Remove or Not Remove The Inflamed Appendix?
That is the new public health dilemma.
I once worked as a Hospital Medical Director, and without exception, every patient who came to the hospital with a severe abdominal pain in the right lower abdomen was suspected of having appendicitis (an inflamed appendix).
Among those above, those who show elevated white blood cell counts in their blood work were admitted for urgent removal of that inflamed appendix. In more advanced medical centers, the surgeon usually requested an ultrasound of the abdomen to document that the patient had an inflamed appendix. If the patient were older than 40 years, the surgeon usually requested an CT scan of the abdomen to rule out any possibilities of cancer causing the pain.
In my whole career as a healthcare provider, I have only seen one or two cases of appendicitis who were treated with antibiotics without resorting to surgery. The last one of them was one of my colleagues who came to the hospital about a month ago with the same classic pain of an inflamed appendix, and was seen by an eminent surgeon, but was advised to take intravenous antibiotics. Luckily, he survived the incident!
All this ran through my mind as I read that recent paper that was published this month in JAMA. In that paper, the authors cited evidence that medical treatment in the form of antibiotics has the same effect on most cases of uncomplicated appendicitis as surgery. They even proposed that antibiotics should be routinely prescribed for such cases from now on.
According to the authors, it seems that in 70% of cases suffering from appendicitis, the profile fitting for antibiotics is that of an otherwise healthy individual who suffer from severe appendicitis, as confirmed by laboratory results or imaging studies, and who has no risk factors for the rupture of the inflamed appendix.

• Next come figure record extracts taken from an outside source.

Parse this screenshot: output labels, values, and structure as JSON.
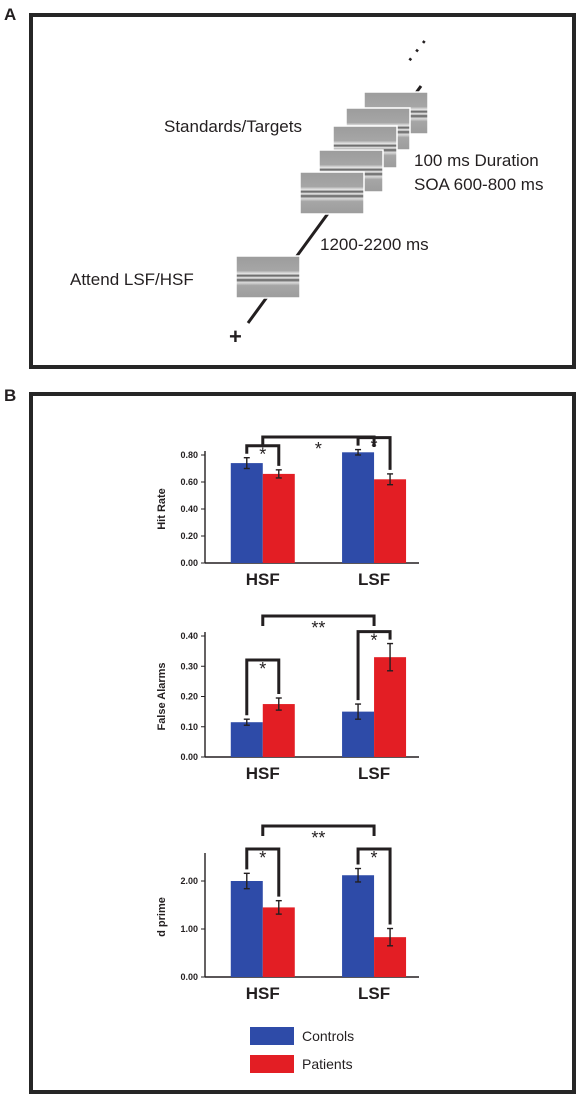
{
  "panel_a": {
    "letter": "A",
    "labels": {
      "standards_targets": "Standards/Targets",
      "duration": "100 ms Duration",
      "soa": "SOA 600-800 ms",
      "isi": "1200-2200 ms",
      "attend": "Attend LSF/HSF",
      "fixation": "+",
      "ellipsis": "·   ·   ·"
    }
  },
  "panel_b": {
    "letter": "B"
  },
  "legend": [
    {
      "label": "Controls",
      "color": "#2e4ba8"
    },
    {
      "label": "Patients",
      "color": "#e31e24"
    }
  ],
  "colors": {
    "controls": "#2e4ba8",
    "patients": "#e31e24",
    "frame": "#262626"
  },
  "chart_data": [
    {
      "type": "bar",
      "categories": [
        "HSF",
        "LSF"
      ],
      "ylabel": "Hit Rate",
      "ylim": [
        0,
        0.8
      ],
      "yticks": [
        "0.00",
        "0.20",
        "0.40",
        "0.60",
        "0.80"
      ],
      "series": [
        {
          "name": "Controls",
          "values": [
            0.74,
            0.82
          ],
          "errors": [
            0.04,
            0.02
          ]
        },
        {
          "name": "Patients",
          "values": [
            0.66,
            0.62
          ],
          "errors": [
            0.03,
            0.04
          ]
        }
      ],
      "annotations": {
        "within": [
          "*",
          "*"
        ],
        "between": "*"
      }
    },
    {
      "type": "bar",
      "categories": [
        "HSF",
        "LSF"
      ],
      "ylabel": "False Alarms",
      "ylim": [
        0,
        0.4
      ],
      "yticks": [
        "0.00",
        "0.10",
        "0.20",
        "0.30",
        "0.40"
      ],
      "series": [
        {
          "name": "Controls",
          "values": [
            0.115,
            0.15
          ],
          "errors": [
            0.01,
            0.025
          ]
        },
        {
          "name": "Patients",
          "values": [
            0.175,
            0.33
          ],
          "errors": [
            0.02,
            0.045
          ]
        }
      ],
      "annotations": {
        "within": [
          "*",
          "*"
        ],
        "between": "**"
      }
    },
    {
      "type": "bar",
      "categories": [
        "HSF",
        "LSF"
      ],
      "ylabel": "d prime",
      "ylim": [
        0,
        2.5
      ],
      "yticks": [
        "0.00",
        "1.00",
        "2.00"
      ],
      "series": [
        {
          "name": "Controls",
          "values": [
            2.0,
            2.12
          ],
          "errors": [
            0.16,
            0.14
          ]
        },
        {
          "name": "Patients",
          "values": [
            1.45,
            0.83
          ],
          "errors": [
            0.14,
            0.18
          ]
        }
      ],
      "annotations": {
        "within": [
          "*",
          "*"
        ],
        "between": "**"
      }
    }
  ]
}
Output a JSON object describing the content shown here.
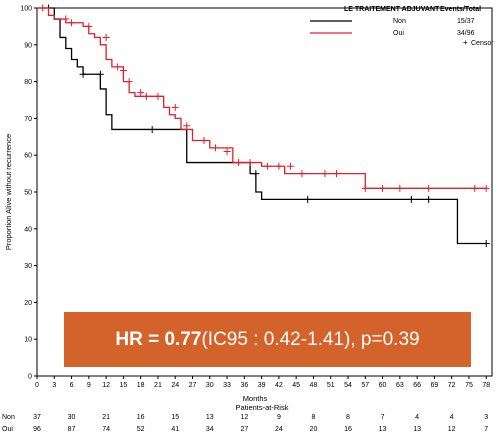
{
  "chart_data": {
    "type": "line",
    "subtype": "kaplan-meier",
    "xlabel": "Months",
    "ylabel": "Proportion Alive without recurrence",
    "xlim": [
      0,
      79
    ],
    "ylim": [
      0,
      100
    ],
    "x_ticks": [
      "0",
      "3",
      "6",
      "9",
      "12",
      "15",
      "18",
      "21",
      "24",
      "27",
      "30",
      "33",
      "36",
      "39",
      "42",
      "45",
      "48",
      "51",
      "54",
      "57",
      "60",
      "63",
      "66",
      "69",
      "72",
      "75",
      "78"
    ],
    "y_ticks": [
      "0",
      "10",
      "20",
      "30",
      "40",
      "50",
      "60",
      "70",
      "80",
      "90",
      "100"
    ],
    "legend": {
      "title": "LE TRAITEMENT ADJUVANT",
      "header": "Events/Total",
      "entries": [
        {
          "name": "Non",
          "value": "15/37",
          "color": "#000000"
        },
        {
          "name": "Oui",
          "value": "34/96",
          "color": "#e0202a"
        }
      ],
      "censor_label": "Censor",
      "placement": "top-right"
    },
    "series": [
      {
        "name": "Non",
        "color": "#000000",
        "steps": [
          [
            0,
            100
          ],
          [
            3,
            97
          ],
          [
            4,
            92
          ],
          [
            5,
            89
          ],
          [
            6,
            86
          ],
          [
            7,
            84
          ],
          [
            8,
            82
          ],
          [
            10,
            82
          ],
          [
            11,
            78
          ],
          [
            12,
            71
          ],
          [
            13,
            67
          ],
          [
            25,
            67
          ],
          [
            26,
            58
          ],
          [
            37,
            55
          ],
          [
            38,
            50
          ],
          [
            39,
            48
          ],
          [
            73,
            48
          ],
          [
            73,
            36
          ],
          [
            78,
            36
          ]
        ],
        "censor": [
          [
            2,
            100
          ],
          [
            8,
            82
          ],
          [
            11,
            82
          ],
          [
            20,
            67
          ],
          [
            38,
            55
          ],
          [
            47,
            48
          ],
          [
            65,
            48
          ],
          [
            68,
            48
          ],
          [
            78,
            36
          ]
        ]
      },
      {
        "name": "Oui",
        "color": "#e0202a",
        "steps": [
          [
            0,
            100
          ],
          [
            2,
            98
          ],
          [
            3,
            97
          ],
          [
            5,
            96
          ],
          [
            8,
            95
          ],
          [
            9,
            93
          ],
          [
            10,
            92
          ],
          [
            11,
            90
          ],
          [
            12,
            86
          ],
          [
            13,
            84
          ],
          [
            15,
            80
          ],
          [
            16,
            77
          ],
          [
            17,
            76
          ],
          [
            20,
            76
          ],
          [
            22,
            73
          ],
          [
            23,
            71
          ],
          [
            24,
            70
          ],
          [
            25,
            67
          ],
          [
            27,
            64
          ],
          [
            30,
            62
          ],
          [
            34,
            58
          ],
          [
            39,
            57
          ],
          [
            43,
            55
          ],
          [
            57,
            51
          ],
          [
            78,
            51
          ]
        ],
        "censor": [
          [
            1,
            100
          ],
          [
            5,
            97
          ],
          [
            6,
            96
          ],
          [
            9,
            95
          ],
          [
            12,
            92
          ],
          [
            14,
            84
          ],
          [
            15,
            83
          ],
          [
            16,
            80
          ],
          [
            18,
            77
          ],
          [
            19,
            76
          ],
          [
            21,
            76
          ],
          [
            24,
            73
          ],
          [
            26,
            68
          ],
          [
            29,
            64
          ],
          [
            31,
            62
          ],
          [
            33,
            61
          ],
          [
            35,
            58
          ],
          [
            37,
            58
          ],
          [
            40,
            57
          ],
          [
            42,
            57
          ],
          [
            44,
            57
          ],
          [
            46,
            55
          ],
          [
            50,
            55
          ],
          [
            52,
            55
          ],
          [
            57,
            51
          ],
          [
            60,
            51
          ],
          [
            63,
            51
          ],
          [
            68,
            51
          ],
          [
            76,
            51
          ],
          [
            78,
            51
          ]
        ]
      }
    ],
    "risk_table": {
      "title": "Patients-at-Risk",
      "rows": [
        {
          "name": "Non",
          "values": [
            "37",
            "30",
            "21",
            "16",
            "15",
            "13",
            "12",
            "9",
            "8",
            "8",
            "7",
            "4",
            "4",
            "3"
          ]
        },
        {
          "name": "Oui",
          "values": [
            "96",
            "87",
            "74",
            "52",
            "41",
            "34",
            "27",
            "24",
            "20",
            "16",
            "13",
            "13",
            "12",
            "7"
          ]
        }
      ]
    }
  },
  "annotation": {
    "main": "HR = 0.77",
    "detail": " (IC95 : 0.42-1.41), p=0.39"
  }
}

Otherwise, nearly 30% of cases with appendicitis are either diagnosed with complicated appendicitis, or are having risk factors favoring its rupture. In that case, surgery looks like the most appropriate option.
As much as the above research looks promising to many patients who don’t like or don’t afford surgery as a definitive treatment to acute inflammation of the appendix, I think the application of the paper’s recommendations will take some time to be taken in by the medical community for the following reasons:
- More research is needed on the long term outcomes of patients who were treated with antibiotics for their inflamed appendix. Personally, I would like to know if they had other episodes of appendicitis, when those episodes took place, whether they were complicated or not, and whether they were treated with antibiotics or surgery in the following episodes. These pieces of information are of the utmost important for measuring the feasibility of adopting those new recommendations.

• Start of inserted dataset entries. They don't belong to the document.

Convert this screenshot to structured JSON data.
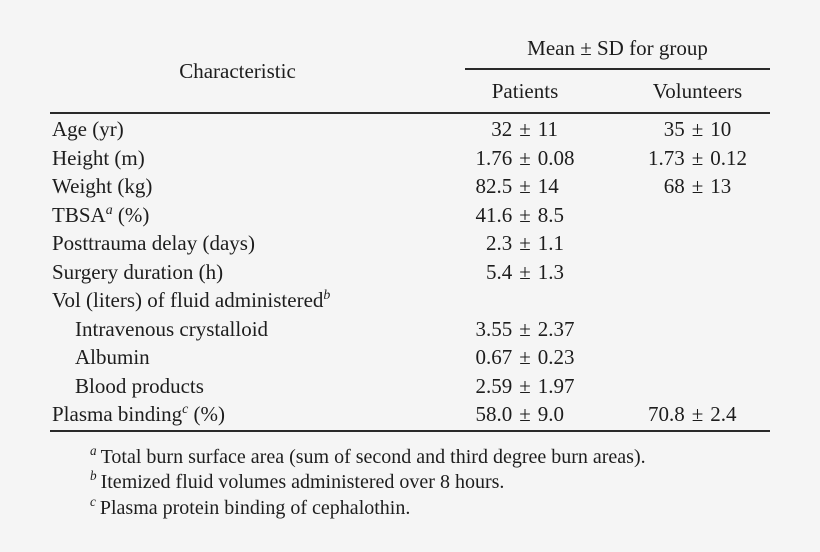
{
  "theme": {
    "background": "#f5f5f5",
    "text": "#1d1d1d",
    "rule": "#2a2a2a"
  },
  "table": {
    "header": {
      "characteristic": "Characteristic",
      "spanner": "Mean ± SD for group",
      "col_patients": "Patients",
      "col_volunteers": "Volunteers"
    },
    "rows": [
      {
        "label": "Age (yr)",
        "sup": "",
        "tail": "",
        "patients": {
          "mean": "32",
          "pm": "±",
          "sd": "11"
        },
        "volunteers": {
          "mean": "35",
          "pm": "±",
          "sd": "10"
        }
      },
      {
        "label": "Height (m)",
        "sup": "",
        "tail": "",
        "patients": {
          "mean": "1.76",
          "pm": "±",
          "sd": "0.08"
        },
        "volunteers": {
          "mean": "1.73",
          "pm": "±",
          "sd": "0.12"
        }
      },
      {
        "label": "Weight (kg)",
        "sup": "",
        "tail": "",
        "patients": {
          "mean": "82.5",
          "pm": "±",
          "sd": "14"
        },
        "volunteers": {
          "mean": "68",
          "pm": "±",
          "sd": "13"
        }
      },
      {
        "label": "TBSA",
        "sup": "a",
        "tail": " (%)",
        "patients": {
          "mean": "41.6",
          "pm": "±",
          "sd": "8.5"
        },
        "volunteers": {
          "mean": "",
          "pm": "",
          "sd": ""
        }
      },
      {
        "label": "Posttrauma delay (days)",
        "sup": "",
        "tail": "",
        "patients": {
          "mean": "2.3",
          "pm": "±",
          "sd": "1.1"
        },
        "volunteers": {
          "mean": "",
          "pm": "",
          "sd": ""
        }
      },
      {
        "label": "Surgery duration (h)",
        "sup": "",
        "tail": "",
        "patients": {
          "mean": "5.4",
          "pm": "±",
          "sd": "1.3"
        },
        "volunteers": {
          "mean": "",
          "pm": "",
          "sd": ""
        }
      },
      {
        "label": "Vol (liters) of fluid administered",
        "sup": "b",
        "tail": "",
        "patients": {
          "mean": "",
          "pm": "",
          "sd": ""
        },
        "volunteers": {
          "mean": "",
          "pm": "",
          "sd": ""
        }
      },
      {
        "label": "Intravenous crystalloid",
        "sup": "",
        "tail": "",
        "patients": {
          "mean": "3.55",
          "pm": "±",
          "sd": "2.37"
        },
        "volunteers": {
          "mean": "",
          "pm": "",
          "sd": ""
        }
      },
      {
        "label": "Albumin",
        "sup": "",
        "tail": "",
        "patients": {
          "mean": "0.67",
          "pm": "±",
          "sd": "0.23"
        },
        "volunteers": {
          "mean": "",
          "pm": "",
          "sd": ""
        }
      },
      {
        "label": "Blood products",
        "sup": "",
        "tail": "",
        "patients": {
          "mean": "2.59",
          "pm": "±",
          "sd": "1.97"
        },
        "volunteers": {
          "mean": "",
          "pm": "",
          "sd": ""
        }
      },
      {
        "label": "Plasma binding",
        "sup": "c",
        "tail": " (%)",
        "patients": {
          "mean": "58.0",
          "pm": "±",
          "sd": "9.0"
        },
        "volunteers": {
          "mean": "70.8",
          "pm": "±",
          "sd": "2.4"
        }
      }
    ],
    "footnotes": [
      {
        "marker": "a",
        "text": "Total burn surface area (sum of second and third degree burn areas)."
      },
      {
        "marker": "b",
        "text": "Itemized fluid volumes administered over 8 hours."
      },
      {
        "marker": "c",
        "text": "Plasma protein binding of cephalothin."
      }
    ]
  }
}
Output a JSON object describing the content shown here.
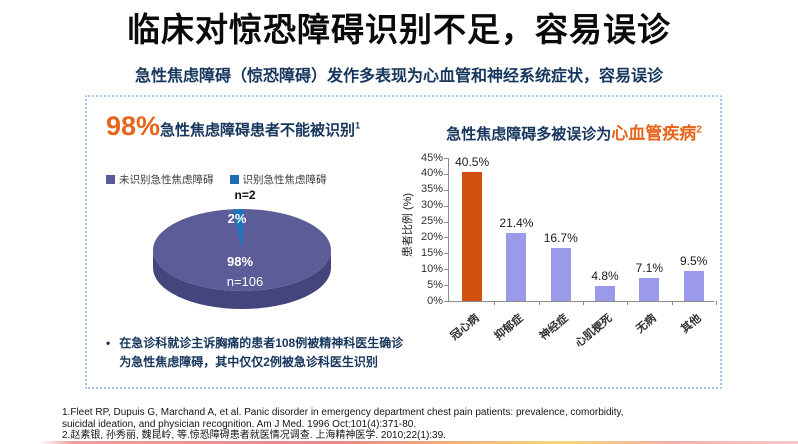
{
  "slide": {
    "title": "临床对惊恐障碍识别不足，容易误诊",
    "subtitle": "急性焦虑障碍（惊恐障碍）发作多表现为心血管和神经系统症状，容易误诊"
  },
  "left_panel": {
    "headline_pct": "98%",
    "headline_text": "急性焦虑障碍患者不能被识别",
    "headline_sup": "1",
    "legend": [
      {
        "label": "未识别急性焦虑障碍",
        "color": "#5a5a96"
      },
      {
        "label": "识别急性焦虑障碍",
        "color": "#1f6fb5"
      }
    ],
    "pie_annotation_top": "n=2",
    "pie_label_small": "2%",
    "pie_label_big": "98%",
    "pie_label_n": "n=106",
    "bullet": "在急诊科就诊主诉胸痛的患者108例被精神科医生确诊为急性焦虑障碍，其中仅仅2例被急诊科医生识别"
  },
  "right_panel": {
    "headline_prefix": "急性焦虑障碍多被误诊为",
    "headline_highlight": "心血管疾病",
    "headline_sup": "2"
  },
  "chart_data": [
    {
      "type": "pie",
      "style": "3d",
      "title": "98%急性焦虑障碍患者不能被识别",
      "slices": [
        {
          "label": "未识别急性焦虑障碍",
          "value_pct": 98,
          "n": 106,
          "color": "#5c5c99",
          "side_color": "#45457d"
        },
        {
          "label": "识别急性焦虑障碍",
          "value_pct": 2,
          "n": 2,
          "color": "#1b75bc"
        }
      ],
      "annotations": [
        "n=2",
        "2%",
        "98%",
        "n=106"
      ]
    },
    {
      "type": "bar",
      "title": "急性焦虑障碍多被误诊为心血管疾病",
      "categories": [
        "冠心病",
        "抑郁症",
        "神经症",
        "心肌梗死",
        "无病",
        "其他"
      ],
      "values": [
        40.5,
        21.4,
        16.7,
        4.8,
        7.1,
        9.5
      ],
      "bar_labels": [
        "40.5%",
        "21.4%",
        "16.7%",
        "4.8%",
        "7.1%",
        "9.5%"
      ],
      "bar_colors": [
        "#d4500f",
        "#9a9ae8",
        "#9a9ae8",
        "#9a9ae8",
        "#9a9ae8",
        "#9a9ae8"
      ],
      "ylabel": "患者比例 (%)",
      "ylim": [
        0,
        45
      ],
      "yticks": [
        "0%",
        "5%",
        "10%",
        "15%",
        "20%",
        "25%",
        "30%",
        "35%",
        "40%",
        "45%"
      ],
      "grid": false,
      "legend_position": "none"
    }
  ],
  "references": [
    "1.Fleet RP, Dupuis G, Marchand A, et al. Panic disorder in emergency department chest pain patients: prevalence, comorbidity,",
    "suicidal ideation, and physician recognition. Am J Med. 1996 Oct;101(4):371-80.",
    "2.赵素银, 孙秀丽, 魏昆岭, 等.惊恐障碍患者就医情况调查. 上海精神医学. 2010;22(1):39."
  ],
  "colors": {
    "accent_orange": "#e8641b",
    "navy": "#17365d",
    "bar_highlight": "#d4500f",
    "bar_default": "#9a9ae8",
    "pie_main": "#5c5c99",
    "pie_small": "#1b75bc",
    "box_border": "#9fc2e2"
  }
}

- More research is needed to predict which treatment strategy (surgery vs antibiotics) is associated with the most favorable long term outcomes for patients with acute appendicitis. I will be most concerned about whether suggesting antibiotics for patients with appendicitis has led to more complications for these patients on the long run. In other words, if choosing antibiotics for patients with acute appendicitis was associated with more hospitalizations later on, or more complications later on, or even increased deaths from these complications, then surgery will be the safest alternative, may be not at the time of presentation, but on the long run.
- Hospitals are always afraid of malpractice lawsuits. Sometimes the patient who initially preferred not to have surgery to treat his appendicitis may find it unacceptable to re-enter the hospital for the second time with the same diagnosis and may file a malpractice lawsuit against the hospital for that reason. So, if we are to implement using antibiotics to treat acute appendicitis at large, a good support from the scientific communities must be there to protect surgeons from losing their licenses.
In conclusion, I strongly invite public health researchers to run statistical models to predict the best cohort of patients to receive antibiotics, the best long term outcomes associated with the use of antibiotics in the treatment of acute appendicitis, and the economic outcomes of implementing such a novel strategy. Conservative treatment options are preferred by patients, but when the other alternative is surgery, healthcare systems need to be careful about how to conserve.